A News 4 Investigation in March featured three Western New York women who claimed they were the victims of an online romance scam.
Romance scams involve people pretending to seek companionship or romance online. Victims think they’re involved with an honest and trustworthy companion, often for several months or longer, without ever meeting in person.
“They’re meeting these people. They don’t realize that the person on the other end may or may not be the person they think they are,” said Janette, an IC3 Internet crime specialist.
Tracking Internet crimes is one thing. Getting the money back is another.
“Your chances of getting your money back are probably slimmer than we would hope, “ Gregory added.
And while there are multiple arrests and convictions every year for Internet-related crimes, recovering stolen money can be a heavy lift.
“Once the money leaves the U.S. shores either electronically or in the real world it’s very, very difficult for us to get it back,” said William Hochul, U.S. Attorney for the Western District of New York.
According to Hochul, law enforcement has had success prosecuting cases where the predators are located in the U.S.
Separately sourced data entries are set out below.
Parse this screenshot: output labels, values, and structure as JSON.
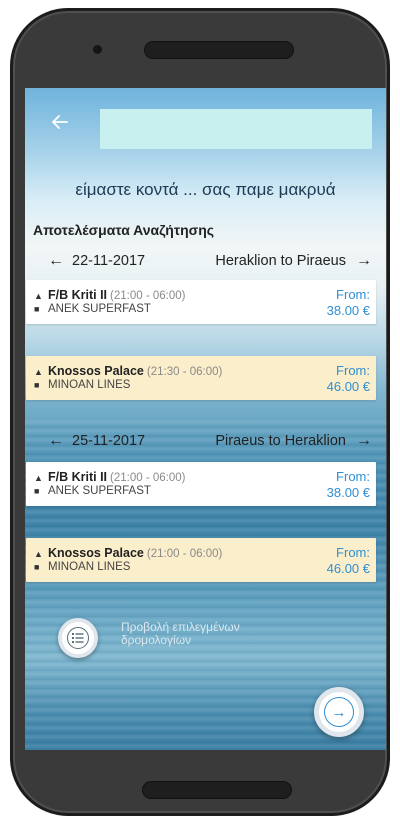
{
  "header": {
    "back_icon": "arrow-left-icon",
    "title_box_color": "#c8f0ef"
  },
  "slogan": "είμαστε κοντά ... σας παμε μακρυά",
  "results_title": "Αποτελέσματα Αναζήτησης",
  "legs": [
    {
      "date": "22-11-2017",
      "route": "Heraklion to Piraeus",
      "results": [
        {
          "ship": "F/B Kriti II",
          "time": "(21:00 - 06:00)",
          "company": "ANEK SUPERFAST",
          "from_label": "From:",
          "price": "38.00 €",
          "highlighted": false
        },
        {
          "ship": "Knossos Palace",
          "time": "(21:30 - 06:00)",
          "company": "MINOAN LINES",
          "from_label": "From:",
          "price": "46.00 €",
          "highlighted": true
        }
      ]
    },
    {
      "date": "25-11-2017",
      "route": "Piraeus to Heraklion",
      "results": [
        {
          "ship": "F/B Kriti II",
          "time": "(21:00 - 06:00)",
          "company": "ANEK SUPERFAST",
          "from_label": "From:",
          "price": "38.00 €",
          "highlighted": false
        },
        {
          "ship": "Knossos Palace",
          "time": "(21:00 - 06:00)",
          "company": "MINOAN LINES",
          "from_label": "From:",
          "price": "46.00 €",
          "highlighted": true
        }
      ]
    }
  ],
  "footer": {
    "list_button_icon": "list-icon",
    "list_button_label": "Προβολή επιλεγμένων δρομολογίων",
    "next_button_icon": "arrow-right-icon"
  },
  "colors": {
    "accent": "#2f8fd4",
    "highlight_card": "#fbeecb"
  }
}
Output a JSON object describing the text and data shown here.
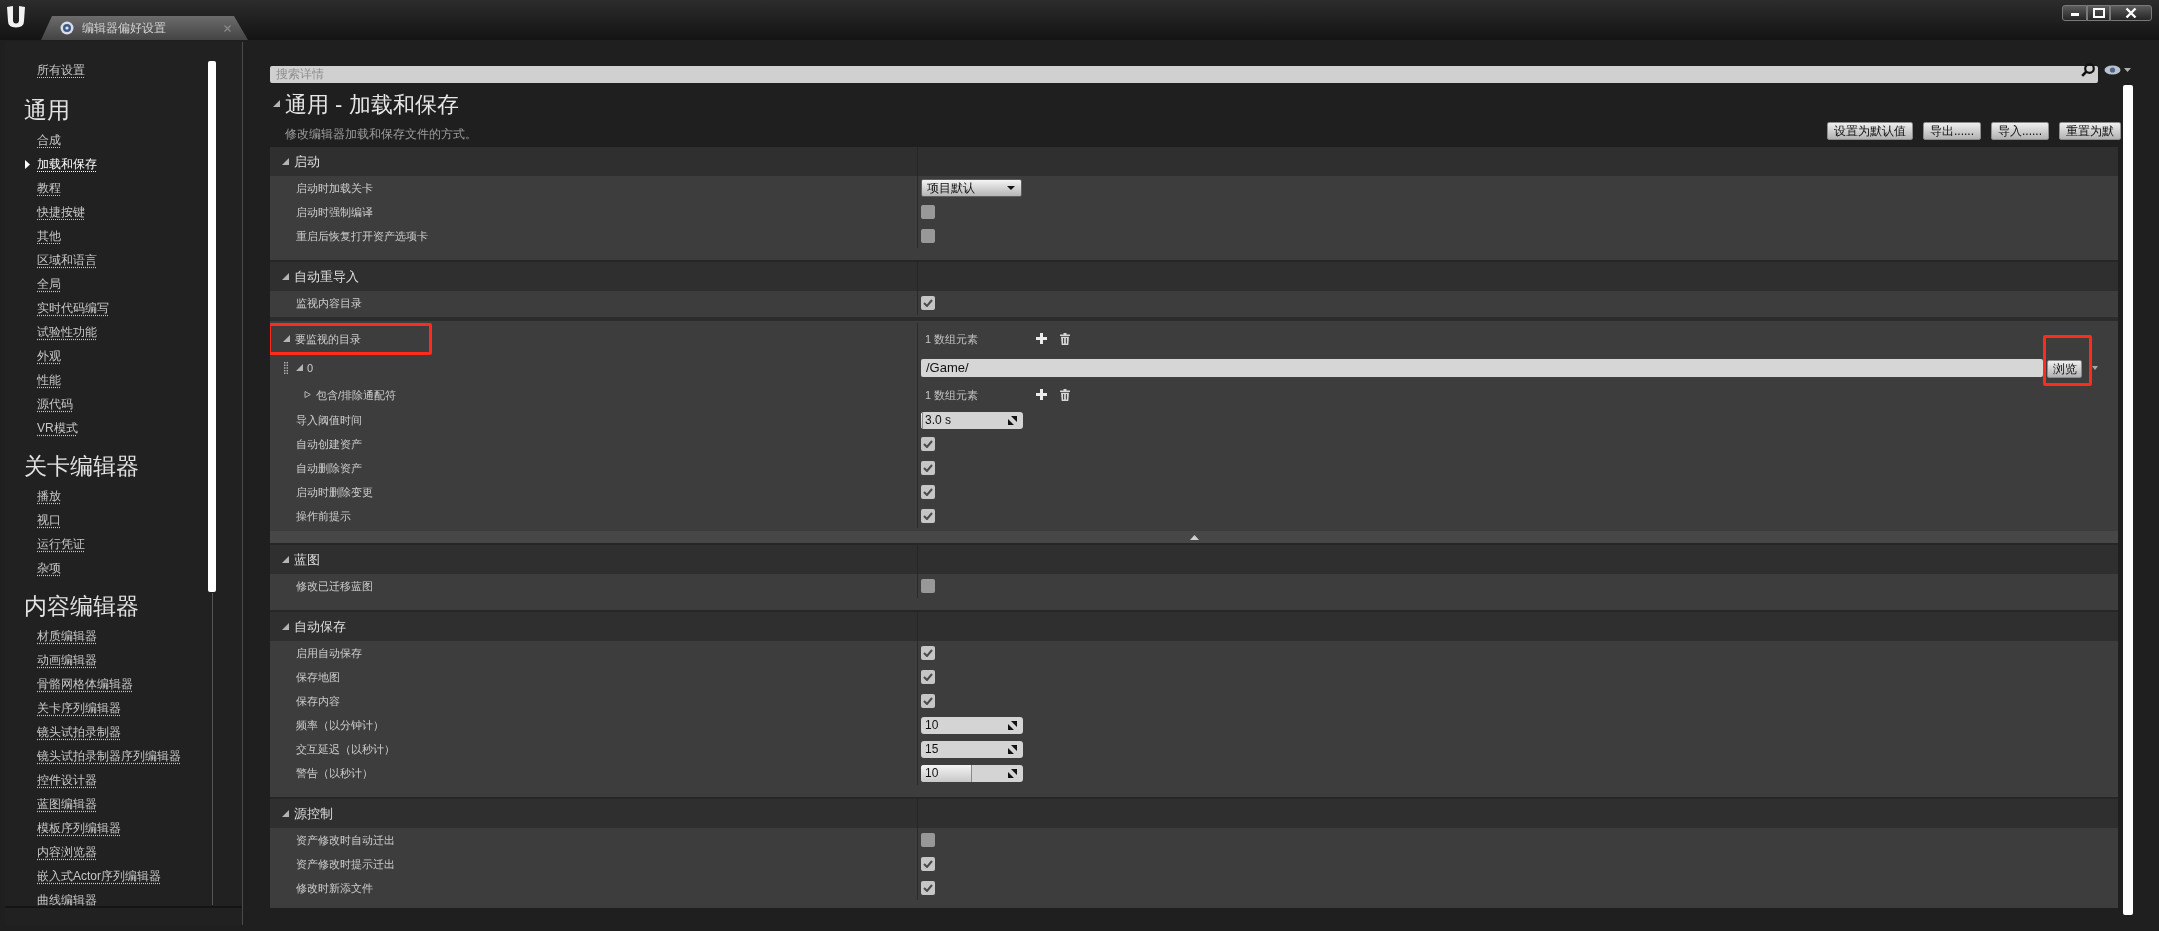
{
  "window": {
    "tab": {
      "title": "编辑器偏好设置"
    }
  },
  "sidebar": {
    "top_link": {
      "label": "所有设置",
      "selected": false
    },
    "sections": [
      {
        "heading": "通用",
        "items": [
          {
            "label": "合成",
            "selected": false
          },
          {
            "label": "加载和保存",
            "selected": true
          },
          {
            "label": "教程",
            "selected": false
          },
          {
            "label": "快捷按键",
            "selected": false
          },
          {
            "label": "其他",
            "selected": false
          },
          {
            "label": "区域和语言",
            "selected": false
          },
          {
            "label": "全局",
            "selected": false
          },
          {
            "label": "实时代码编写",
            "selected": false
          },
          {
            "label": "试验性功能",
            "selected": false
          },
          {
            "label": "外观",
            "selected": false
          },
          {
            "label": "性能",
            "selected": false
          },
          {
            "label": "源代码",
            "selected": false
          },
          {
            "label": "VR模式",
            "selected": false
          }
        ]
      },
      {
        "heading": "关卡编辑器",
        "items": [
          {
            "label": "播放",
            "selected": false
          },
          {
            "label": "视口",
            "selected": false
          },
          {
            "label": "运行凭证",
            "selected": false
          },
          {
            "label": "杂项",
            "selected": false
          }
        ]
      },
      {
        "heading": "内容编辑器",
        "items": [
          {
            "label": "材质编辑器",
            "selected": false
          },
          {
            "label": "动画编辑器",
            "selected": false
          },
          {
            "label": "骨骼网格体编辑器",
            "selected": false
          },
          {
            "label": "关卡序列编辑器",
            "selected": false
          },
          {
            "label": "镜头试拍录制器",
            "selected": false
          },
          {
            "label": "镜头试拍录制器序列编辑器",
            "selected": false
          },
          {
            "label": "控件设计器",
            "selected": false
          },
          {
            "label": "蓝图编辑器",
            "selected": false
          },
          {
            "label": "模板序列编辑器",
            "selected": false
          },
          {
            "label": "内容浏览器",
            "selected": false
          },
          {
            "label": "嵌入式Actor序列编辑器",
            "selected": false
          },
          {
            "label": "曲线编辑器",
            "selected": false
          }
        ]
      }
    ]
  },
  "search": {
    "placeholder": "搜索详情"
  },
  "header": {
    "title": "通用 - 加载和保存",
    "expanded": true,
    "description": "修改编辑器加载和保存文件的方式。",
    "buttons": [
      "设置为默认值",
      "导出......",
      "导入......",
      "重置为默"
    ]
  },
  "categories": [
    {
      "title": "启动",
      "expanded": true,
      "rows": [
        {
          "kind": "dropdown",
          "label": "启动时加载关卡",
          "value": "项目默认"
        },
        {
          "kind": "checkbox",
          "label": "启动时强制编译",
          "checked": false
        },
        {
          "kind": "checkbox",
          "label": "重启后恢复打开资产选项卡",
          "checked": false
        }
      ]
    },
    {
      "title": "自动重导入",
      "expanded": true,
      "advanced_expanded": true,
      "rows": [
        {
          "kind": "checkbox",
          "label": "监视内容目录",
          "checked": true
        },
        {
          "kind": "array",
          "label": "要监视的目录",
          "count": "1 数组元素",
          "expanded": true,
          "highlighted": true,
          "children": [
            {
              "kind": "element",
              "label": "0",
              "expanded": true,
              "value": "/Game/",
              "button": {
                "label": "浏览",
                "highlighted": true
              },
              "children": [
                {
                  "kind": "array",
                  "label": "包含/排除通配符",
                  "count": "1 数组元素",
                  "expanded": false
                }
              ]
            }
          ]
        },
        {
          "kind": "number",
          "label": "导入阈值时间",
          "value": "3.0 s",
          "level": 0.02
        },
        {
          "kind": "checkbox",
          "label": "自动创建资产",
          "checked": true
        },
        {
          "kind": "checkbox",
          "label": "自动删除资产",
          "checked": true
        },
        {
          "kind": "checkbox",
          "label": "启动时删除变更",
          "checked": true
        },
        {
          "kind": "checkbox",
          "label": "操作前提示",
          "checked": true
        }
      ]
    },
    {
      "title": "蓝图",
      "expanded": true,
      "rows": [
        {
          "kind": "checkbox",
          "label": "修改已迁移蓝图",
          "checked": false
        }
      ]
    },
    {
      "title": "自动保存",
      "expanded": true,
      "rows": [
        {
          "kind": "checkbox",
          "label": "启用自动保存",
          "checked": true
        },
        {
          "kind": "checkbox",
          "label": "保存地图",
          "checked": true
        },
        {
          "kind": "checkbox",
          "label": "保存内容",
          "checked": true
        },
        {
          "kind": "number",
          "label": "频率（以分钟计）",
          "value": "10"
        },
        {
          "kind": "number",
          "label": "交互延迟（以秒计）",
          "value": "15"
        },
        {
          "kind": "number",
          "label": "警告（以秒计）",
          "value": "10",
          "level": 0.5
        }
      ]
    },
    {
      "title": "源控制",
      "expanded": true,
      "rows": [
        {
          "kind": "checkbox",
          "label": "资产修改时自动迁出",
          "checked": false
        },
        {
          "kind": "checkbox",
          "label": "资产修改时提示迁出",
          "checked": true
        },
        {
          "kind": "checkbox",
          "label": "修改时新添文件",
          "checked": true
        }
      ]
    }
  ]
}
“They have some sort of assets or bank accounts of their own. In that instance we can put seizure warrants on the property of the defendants, and then after conviction try to get it back to the victims.”
The FBI actively highlights the capabilities of IC3 to local law enforcement and assists them in gaining IC3 access for their own intelligence and investigative purposes.
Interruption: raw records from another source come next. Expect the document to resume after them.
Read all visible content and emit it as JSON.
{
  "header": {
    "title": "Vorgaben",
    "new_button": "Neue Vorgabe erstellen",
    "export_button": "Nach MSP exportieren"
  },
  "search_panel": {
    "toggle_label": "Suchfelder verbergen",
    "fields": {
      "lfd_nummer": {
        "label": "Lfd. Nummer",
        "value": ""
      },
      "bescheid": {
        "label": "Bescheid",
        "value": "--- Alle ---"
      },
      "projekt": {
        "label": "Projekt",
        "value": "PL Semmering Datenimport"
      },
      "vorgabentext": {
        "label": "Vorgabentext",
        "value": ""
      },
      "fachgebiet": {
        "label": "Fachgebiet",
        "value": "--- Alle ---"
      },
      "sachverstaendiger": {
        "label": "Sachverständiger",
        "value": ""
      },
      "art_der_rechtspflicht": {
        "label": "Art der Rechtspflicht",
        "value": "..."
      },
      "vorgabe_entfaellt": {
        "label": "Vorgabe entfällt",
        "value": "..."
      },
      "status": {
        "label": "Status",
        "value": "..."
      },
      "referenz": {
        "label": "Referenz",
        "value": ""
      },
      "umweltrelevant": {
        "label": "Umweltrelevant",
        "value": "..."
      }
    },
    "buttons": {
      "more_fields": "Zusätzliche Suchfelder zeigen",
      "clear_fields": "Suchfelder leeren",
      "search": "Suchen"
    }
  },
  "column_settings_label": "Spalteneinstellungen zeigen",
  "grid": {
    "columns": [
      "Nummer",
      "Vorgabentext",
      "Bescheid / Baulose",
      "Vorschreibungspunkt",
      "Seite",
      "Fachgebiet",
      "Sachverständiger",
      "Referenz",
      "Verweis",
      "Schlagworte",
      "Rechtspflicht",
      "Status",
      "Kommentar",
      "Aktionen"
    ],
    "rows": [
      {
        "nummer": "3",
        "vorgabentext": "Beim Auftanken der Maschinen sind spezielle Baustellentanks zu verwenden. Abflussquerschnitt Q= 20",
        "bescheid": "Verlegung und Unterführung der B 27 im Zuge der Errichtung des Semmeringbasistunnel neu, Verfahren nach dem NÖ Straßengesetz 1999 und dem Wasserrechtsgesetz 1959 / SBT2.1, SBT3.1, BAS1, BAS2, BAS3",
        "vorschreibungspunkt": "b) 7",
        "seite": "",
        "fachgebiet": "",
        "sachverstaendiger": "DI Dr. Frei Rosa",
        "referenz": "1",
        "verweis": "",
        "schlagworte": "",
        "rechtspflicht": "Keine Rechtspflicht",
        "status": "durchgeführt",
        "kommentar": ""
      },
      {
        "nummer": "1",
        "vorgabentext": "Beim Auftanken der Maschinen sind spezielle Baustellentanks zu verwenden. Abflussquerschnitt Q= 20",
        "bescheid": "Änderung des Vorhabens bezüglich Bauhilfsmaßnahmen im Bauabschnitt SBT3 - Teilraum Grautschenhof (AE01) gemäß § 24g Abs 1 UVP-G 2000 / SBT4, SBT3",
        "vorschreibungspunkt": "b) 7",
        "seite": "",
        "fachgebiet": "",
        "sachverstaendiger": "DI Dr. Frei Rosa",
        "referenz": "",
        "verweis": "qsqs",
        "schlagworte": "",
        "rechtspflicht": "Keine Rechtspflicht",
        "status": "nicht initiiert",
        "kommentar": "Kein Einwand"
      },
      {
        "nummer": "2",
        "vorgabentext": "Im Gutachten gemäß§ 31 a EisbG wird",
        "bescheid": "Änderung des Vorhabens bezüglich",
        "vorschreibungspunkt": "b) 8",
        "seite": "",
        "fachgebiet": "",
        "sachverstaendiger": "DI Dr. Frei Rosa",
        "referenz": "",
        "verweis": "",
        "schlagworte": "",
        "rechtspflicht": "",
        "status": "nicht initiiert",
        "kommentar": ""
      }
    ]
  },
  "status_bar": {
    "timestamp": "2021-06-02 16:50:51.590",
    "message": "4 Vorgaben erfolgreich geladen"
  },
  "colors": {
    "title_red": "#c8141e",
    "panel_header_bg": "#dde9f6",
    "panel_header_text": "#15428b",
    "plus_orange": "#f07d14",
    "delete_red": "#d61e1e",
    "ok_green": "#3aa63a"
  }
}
Brian Boetig, special agent in charge of the Buffalo FBI office, said law enforcement agencies in the Western New York area are trying to get ahead of the game.
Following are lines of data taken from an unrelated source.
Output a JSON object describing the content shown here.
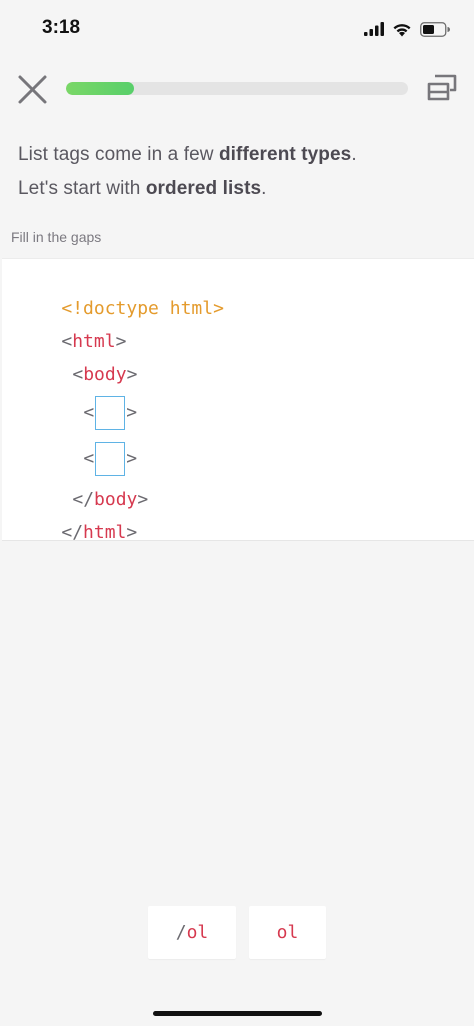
{
  "status_bar": {
    "time": "3:18",
    "icons": [
      "signal-icon",
      "wifi-icon",
      "battery-icon"
    ]
  },
  "header": {
    "close_icon": "close-icon",
    "glossary_icon": "glossary-icon",
    "progress": 0.2
  },
  "instruction": {
    "line1_start": "List tags come in a few ",
    "line1_bold": "different types",
    "line1_end": ".",
    "line2_start": "Let's start with ",
    "line2_bold": "ordered lists",
    "line2_end": "."
  },
  "hint": "Fill in the gaps",
  "code": {
    "doctype": "<!doctype html>",
    "lt": "<",
    "gt": ">",
    "slash_lt": "</",
    "html_tag": "html",
    "body_tag": "body"
  },
  "answers": {
    "option1_slash": "/",
    "option1_text": "ol",
    "option2_text": "ol"
  },
  "colors": {
    "progress": "#58cf6a",
    "doctype": "#e49b2d",
    "tag": "#d6394f",
    "gap_border": "#5fb3e5"
  }
}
He said the FBI assists local law enforcement agencies in developing their own in-house investigative capabilities, and investigates cases when the crimes reach federal thresholds.
“It’s a very difficult crime especially for a local police department to have to work when the subjects usually don’t live in the same city, and often times they live overseas,” said Boetig. “You’re talking about a victim that lives in one place. A suspect who lives in another place…might even be out of the country who banks in a third location.”
That complexity makes IC3s job of aggregating victim information critical in terms of piecing together the best possible case.
And it doesn’t matter how big or small the financial loss.
“If they file that complaint maybe there were another hundred people that shared the same dollar loss, and we can build that case and get that out to law enforcement,” Gregory said.